Das nunmehr vielfach zu beobachtende, weitgehende Fehlen jeder dieser angepassten Pflanzenarten hat dabei für ursprünglich die landwirtschaftlichen Nutzflächen besiedelnden Tierarten drastische Folgen: Es gibt nichts zu fressen! Keine Nahrung für Insekten, und damit auch für Vögel, die sich ggf. zudem an den Samen der Wildkräuter gütlich tun. Auch die einstmals typischen, räuberisch lebenden großen Laufkäfer, die hier nach krabbelnder Nahrung auf Jagd gingen, sind schon seit langem weitgehend Geschichte. Und wenn doch einmal etwas Wildpflanzenbewuchs aufkommt, dann häckseln viele Landwirte die Wildkrautbestände vor allem an den Ackerrändern schnell wieder klein. Keine Chance für Kornblume und Ackerstiefmütterchen!

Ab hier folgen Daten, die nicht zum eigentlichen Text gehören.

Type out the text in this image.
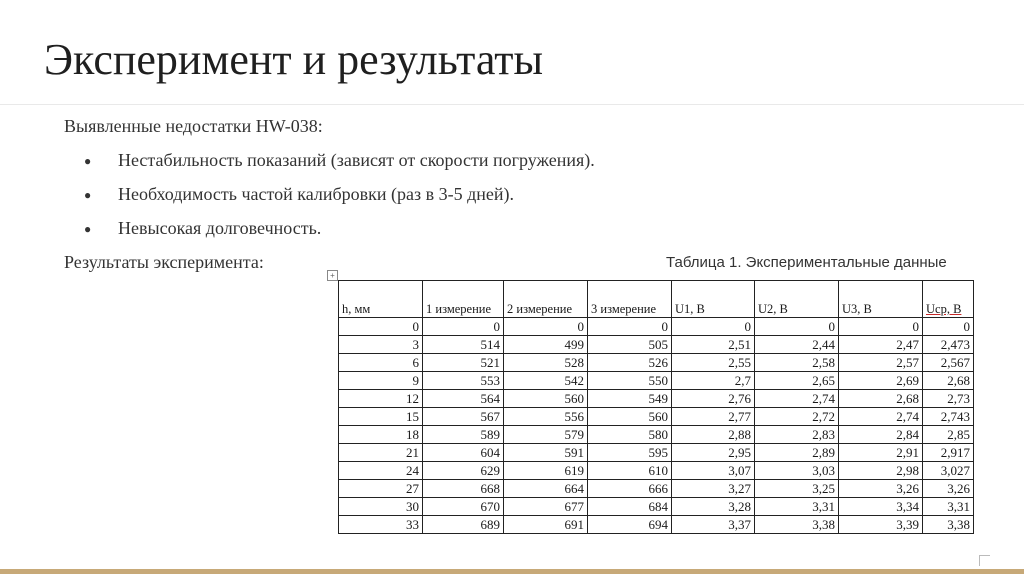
Эксперимент и результаты
Выявленные недостатки HW-038:
● Нестабильность показаний (зависят от скорости погружения).
● Необходимость частой калибровки (раз в 3-5 дней).
● Невысокая долговечность.
Результаты эксперимента:	Таблица 1. Экспериментальные данные
+
h, мм	1 измерение	2 измерение	3 измерение	U1, В	U2, В	U3, В	Uср, В
0	0	0	0	0	0	0	0
3	514	499	505	2,51	2,44	2,47	2,473
6	521	528	526	2,55	2,58	2,57	2,567
9	553	542	550	2,7	2,65	2,69	2,68
12	564	560	549	2,76	2,74	2,68	2,73
15	567	556	560	2,77	2,72	2,74	2,743
18	589	579	580	2,88	2,83	2,84	2,85
21	604	591	595	2,95	2,89	2,91	2,917
24	629	619	610	3,07	3,03	2,98	3,027
27	668	664	666	3,27	3,25	3,26	3,26
30	670	677	684	3,28	3,31	3,34	3,31
33	689	691	694	3,37	3,38	3,39	3,38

EU-Mittelzufluss - Leistung ohne Gegenleistung
In Schleswig-Holstein gibt es 990.500 Hektar landwirtschaftliche Nutzfläche (Stand: 2013). Für jeden Hektar fließen von der EU 340 € „Flächenprämie“, für die der Landbewirtschafter bezüglich einer Natur angepassten Bewirtschaftung nicht mehr machen muss, als diese „nach guter fachlicher Praxis“ zu führen – und selbst gegen die wird in einigen Fällen verstoßen, da ihre Einhaltung kaum wirksam überprüft wird. Über 300 Mio € Steuergelder der EU kommen somit jedes Jahr nach Schleswig-Holstein, die zum größten Teil an konventionell wirtschaftende Betriebe weitergereicht werden – je größer der Betrieb, desto höher in der Regel die Subvention.
Agrarumweltprogramme in Schleswig-Holstein, die etwa Ackergrünstreifen fördern und so den Nahrungsmangel in der Ackerlandschaft lindern könnten, sind mit wenigen 100 T € / Jahr ausgestattet, und damit angesichts der allgemeinen „Subvention ohne effektive Gegenleistung“ ein Tropfen auf dem heißen Stein und in der Fläche kaum wirksam.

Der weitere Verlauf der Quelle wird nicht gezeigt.